Digital ‘distractions’ relegate reading for pleasure, says Cambridge headteacher

Cambridge News, 14/04/15, the headteacher of a school at the forefront of the digital revolution fears reading for pleasure is being sidelined by the "omnipresence of technology". HMC member Tricia Kelleher, from the Stephen Perse Foundation in Cambridge, said the distractions and "instant gratification" of the online world is putting reading as a hobby down the pecking order.

She said she was proud of what they had done to embed technology into learning at the school, which issues all its senior school pupils with an iPad,

"And yet, with the many upsides of our approach, we cannot ignore a broader trend being fuelled by the omnipresence of technology," Ms Kelleher said.

"The very real concern of our teachers, particularly teachers of English, is the growing sense that reading as an activity is being crowded out by all the distractions offered by the digital age.
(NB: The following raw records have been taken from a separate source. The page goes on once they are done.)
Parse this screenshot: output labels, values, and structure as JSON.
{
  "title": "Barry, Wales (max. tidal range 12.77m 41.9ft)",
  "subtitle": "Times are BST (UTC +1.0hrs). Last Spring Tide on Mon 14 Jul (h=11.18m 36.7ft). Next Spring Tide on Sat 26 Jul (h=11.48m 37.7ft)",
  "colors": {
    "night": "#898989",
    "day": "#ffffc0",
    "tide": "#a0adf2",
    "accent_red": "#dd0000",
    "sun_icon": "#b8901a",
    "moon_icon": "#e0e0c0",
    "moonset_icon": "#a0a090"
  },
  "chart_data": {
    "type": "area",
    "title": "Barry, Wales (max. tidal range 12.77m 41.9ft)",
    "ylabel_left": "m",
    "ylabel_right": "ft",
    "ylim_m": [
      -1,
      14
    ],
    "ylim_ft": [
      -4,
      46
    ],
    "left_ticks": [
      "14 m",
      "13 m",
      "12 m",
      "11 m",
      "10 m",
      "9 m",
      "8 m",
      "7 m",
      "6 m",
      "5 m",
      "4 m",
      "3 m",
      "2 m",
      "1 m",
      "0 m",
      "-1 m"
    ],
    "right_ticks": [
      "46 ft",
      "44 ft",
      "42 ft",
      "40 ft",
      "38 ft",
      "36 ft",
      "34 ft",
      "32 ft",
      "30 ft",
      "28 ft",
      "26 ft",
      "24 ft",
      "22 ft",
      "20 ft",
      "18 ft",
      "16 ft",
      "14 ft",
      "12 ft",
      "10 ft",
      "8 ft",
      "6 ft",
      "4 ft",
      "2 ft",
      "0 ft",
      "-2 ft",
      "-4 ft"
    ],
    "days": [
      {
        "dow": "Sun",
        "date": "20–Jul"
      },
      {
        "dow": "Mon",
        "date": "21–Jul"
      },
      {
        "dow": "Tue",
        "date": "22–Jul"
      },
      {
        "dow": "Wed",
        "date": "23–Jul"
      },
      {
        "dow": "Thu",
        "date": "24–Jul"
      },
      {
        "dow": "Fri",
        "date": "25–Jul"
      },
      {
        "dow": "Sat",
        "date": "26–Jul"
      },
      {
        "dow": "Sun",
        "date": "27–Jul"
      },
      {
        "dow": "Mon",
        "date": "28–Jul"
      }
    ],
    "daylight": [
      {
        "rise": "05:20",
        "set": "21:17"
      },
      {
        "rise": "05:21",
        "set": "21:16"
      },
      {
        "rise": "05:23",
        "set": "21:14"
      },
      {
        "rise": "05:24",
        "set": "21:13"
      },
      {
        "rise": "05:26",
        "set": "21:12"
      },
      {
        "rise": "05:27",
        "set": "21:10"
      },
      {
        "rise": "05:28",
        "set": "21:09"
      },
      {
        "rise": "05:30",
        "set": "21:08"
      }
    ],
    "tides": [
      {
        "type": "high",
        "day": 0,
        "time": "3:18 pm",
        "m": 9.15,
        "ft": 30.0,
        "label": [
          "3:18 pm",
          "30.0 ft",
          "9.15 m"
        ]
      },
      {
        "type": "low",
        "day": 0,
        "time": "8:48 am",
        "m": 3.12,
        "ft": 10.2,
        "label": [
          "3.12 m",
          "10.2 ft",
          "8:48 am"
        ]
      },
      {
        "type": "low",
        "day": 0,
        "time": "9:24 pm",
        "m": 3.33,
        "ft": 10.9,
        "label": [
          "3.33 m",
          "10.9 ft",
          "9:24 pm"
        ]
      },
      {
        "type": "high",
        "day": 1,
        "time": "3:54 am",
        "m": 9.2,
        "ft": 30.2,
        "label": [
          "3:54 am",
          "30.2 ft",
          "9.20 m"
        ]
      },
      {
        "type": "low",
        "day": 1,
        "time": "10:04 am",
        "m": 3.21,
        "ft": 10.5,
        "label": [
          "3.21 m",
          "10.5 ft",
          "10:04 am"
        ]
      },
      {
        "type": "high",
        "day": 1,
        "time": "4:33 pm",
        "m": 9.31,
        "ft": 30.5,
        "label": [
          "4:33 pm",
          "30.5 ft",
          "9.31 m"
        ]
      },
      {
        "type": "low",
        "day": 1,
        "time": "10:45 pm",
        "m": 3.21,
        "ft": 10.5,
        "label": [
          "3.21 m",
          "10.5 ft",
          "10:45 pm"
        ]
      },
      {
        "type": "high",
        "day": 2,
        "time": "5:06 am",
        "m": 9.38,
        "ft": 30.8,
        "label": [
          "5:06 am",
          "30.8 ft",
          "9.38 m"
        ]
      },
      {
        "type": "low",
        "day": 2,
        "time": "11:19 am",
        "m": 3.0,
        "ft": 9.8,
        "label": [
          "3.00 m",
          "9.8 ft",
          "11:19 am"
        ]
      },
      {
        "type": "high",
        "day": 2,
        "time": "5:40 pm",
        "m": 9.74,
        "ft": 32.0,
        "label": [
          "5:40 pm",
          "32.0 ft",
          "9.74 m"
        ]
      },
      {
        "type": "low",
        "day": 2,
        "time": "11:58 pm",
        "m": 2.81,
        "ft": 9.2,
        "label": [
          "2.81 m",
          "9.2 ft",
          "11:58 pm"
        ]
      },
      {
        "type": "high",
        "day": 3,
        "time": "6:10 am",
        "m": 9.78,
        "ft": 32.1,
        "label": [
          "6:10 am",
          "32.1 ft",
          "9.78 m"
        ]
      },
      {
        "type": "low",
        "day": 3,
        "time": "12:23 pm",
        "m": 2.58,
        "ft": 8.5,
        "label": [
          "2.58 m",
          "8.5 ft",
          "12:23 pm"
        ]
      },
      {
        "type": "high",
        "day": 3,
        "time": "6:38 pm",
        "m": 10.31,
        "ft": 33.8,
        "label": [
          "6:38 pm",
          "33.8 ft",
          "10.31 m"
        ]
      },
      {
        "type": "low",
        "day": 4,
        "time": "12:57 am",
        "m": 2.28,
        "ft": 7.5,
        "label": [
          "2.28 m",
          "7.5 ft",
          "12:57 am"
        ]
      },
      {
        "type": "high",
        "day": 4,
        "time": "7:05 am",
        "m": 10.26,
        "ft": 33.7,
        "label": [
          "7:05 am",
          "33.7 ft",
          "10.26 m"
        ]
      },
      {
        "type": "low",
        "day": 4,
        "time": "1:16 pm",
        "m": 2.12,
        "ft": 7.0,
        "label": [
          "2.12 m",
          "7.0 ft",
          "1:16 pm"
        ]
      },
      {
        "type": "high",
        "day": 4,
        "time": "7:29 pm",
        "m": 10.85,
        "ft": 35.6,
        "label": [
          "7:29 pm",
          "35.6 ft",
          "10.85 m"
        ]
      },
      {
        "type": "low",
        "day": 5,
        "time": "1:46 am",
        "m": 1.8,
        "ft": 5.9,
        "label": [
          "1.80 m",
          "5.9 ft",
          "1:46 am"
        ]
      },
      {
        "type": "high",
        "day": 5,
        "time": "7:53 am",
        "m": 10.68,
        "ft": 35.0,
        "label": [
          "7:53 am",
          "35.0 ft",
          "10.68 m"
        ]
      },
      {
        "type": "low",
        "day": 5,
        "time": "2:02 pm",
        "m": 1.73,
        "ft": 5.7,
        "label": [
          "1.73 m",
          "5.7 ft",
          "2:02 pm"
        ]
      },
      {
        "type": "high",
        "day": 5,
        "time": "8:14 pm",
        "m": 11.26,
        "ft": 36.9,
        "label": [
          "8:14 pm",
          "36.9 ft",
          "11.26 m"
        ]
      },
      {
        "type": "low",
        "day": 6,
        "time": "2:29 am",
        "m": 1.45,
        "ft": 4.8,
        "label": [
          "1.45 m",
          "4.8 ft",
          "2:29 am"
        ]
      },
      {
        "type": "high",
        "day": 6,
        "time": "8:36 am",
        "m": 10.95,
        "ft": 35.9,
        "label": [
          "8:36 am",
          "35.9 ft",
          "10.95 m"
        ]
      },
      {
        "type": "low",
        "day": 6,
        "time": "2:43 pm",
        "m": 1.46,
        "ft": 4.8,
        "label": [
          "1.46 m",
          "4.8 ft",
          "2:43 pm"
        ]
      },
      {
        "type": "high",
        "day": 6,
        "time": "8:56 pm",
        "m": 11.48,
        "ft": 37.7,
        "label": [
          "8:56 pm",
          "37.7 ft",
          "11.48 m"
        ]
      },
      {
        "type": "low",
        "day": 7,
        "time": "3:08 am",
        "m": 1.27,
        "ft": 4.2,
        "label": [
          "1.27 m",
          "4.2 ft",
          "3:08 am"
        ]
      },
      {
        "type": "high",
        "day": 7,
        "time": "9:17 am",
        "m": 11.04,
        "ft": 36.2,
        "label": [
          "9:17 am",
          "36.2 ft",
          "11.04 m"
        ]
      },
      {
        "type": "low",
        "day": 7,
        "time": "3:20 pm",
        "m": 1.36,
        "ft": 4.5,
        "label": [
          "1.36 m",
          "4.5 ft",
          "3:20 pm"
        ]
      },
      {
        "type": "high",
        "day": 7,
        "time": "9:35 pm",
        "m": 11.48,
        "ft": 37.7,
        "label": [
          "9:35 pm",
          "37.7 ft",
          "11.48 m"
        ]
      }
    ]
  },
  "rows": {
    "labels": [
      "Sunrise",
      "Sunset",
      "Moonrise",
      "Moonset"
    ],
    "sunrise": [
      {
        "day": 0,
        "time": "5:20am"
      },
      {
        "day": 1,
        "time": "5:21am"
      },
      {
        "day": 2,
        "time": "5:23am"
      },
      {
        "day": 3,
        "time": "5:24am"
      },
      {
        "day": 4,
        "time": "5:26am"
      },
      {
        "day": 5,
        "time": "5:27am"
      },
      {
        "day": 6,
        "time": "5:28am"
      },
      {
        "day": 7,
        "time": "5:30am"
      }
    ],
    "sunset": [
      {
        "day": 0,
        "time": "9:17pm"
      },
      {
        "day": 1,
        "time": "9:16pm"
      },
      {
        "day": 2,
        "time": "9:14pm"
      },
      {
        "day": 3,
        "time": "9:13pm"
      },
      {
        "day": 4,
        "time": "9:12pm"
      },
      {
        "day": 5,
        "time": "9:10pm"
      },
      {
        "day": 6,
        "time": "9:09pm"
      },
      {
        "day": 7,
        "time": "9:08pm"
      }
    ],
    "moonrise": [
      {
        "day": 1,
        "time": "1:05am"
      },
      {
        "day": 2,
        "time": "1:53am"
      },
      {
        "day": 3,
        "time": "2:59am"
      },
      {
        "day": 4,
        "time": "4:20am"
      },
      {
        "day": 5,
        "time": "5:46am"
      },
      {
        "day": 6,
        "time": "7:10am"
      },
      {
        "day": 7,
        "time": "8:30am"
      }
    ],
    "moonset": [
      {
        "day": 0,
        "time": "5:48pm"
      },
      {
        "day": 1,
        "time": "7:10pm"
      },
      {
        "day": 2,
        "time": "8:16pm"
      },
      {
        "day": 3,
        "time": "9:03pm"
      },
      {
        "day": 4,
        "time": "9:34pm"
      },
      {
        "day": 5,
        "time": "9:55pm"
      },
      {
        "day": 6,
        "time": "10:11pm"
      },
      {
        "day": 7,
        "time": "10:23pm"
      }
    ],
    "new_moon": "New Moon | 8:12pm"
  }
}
There is just so much instant gratification out there."

She added: "Our curriculum leader in English is of the view that over the last 5-6 years she and her colleagues have observed a real difference in the attitude of our students in reading for pleasure.

"Indeed, such is her concern, that she and her colleagues are seriously considering introducing reading lessons in our senior school next year."

The school prides itself on its trailblazing use of technology in the classroom and beyond.

In September, it uploaded 87 of its courses for subjects in GCSE and IGCSE, A-level and the International Baccalaureate Diploma onto iTunes U for teachers and pupils from other schools to use.

They contain resources including web links, video, audio files, iBooks, apps, spreadsheets and PDFs.

Ms Kelleher said the "unintended consequences of the digital revolution" extended beyond reading and into "our cultural identity".

She said there is a "growing awareness that what is being read does not necessarily fall within the classical canon of literature".

She added: "For many of our teenagers the lure of Dickens and Austen is cast into sharp relief by authors who take advantage of the free platforms to publish on the internet.

"The positive here is that at least this is evidence of reading but the real concern is about the quality of the literature being read."

The former history teacher said the "force-feeding reading of the classics", as championed by former Education Secretary Michael Gove, would not help.

"The danger is that the classical canon of literature will be seen as the stuff for qualifications and irrelevant for reading for enjoyment," she said.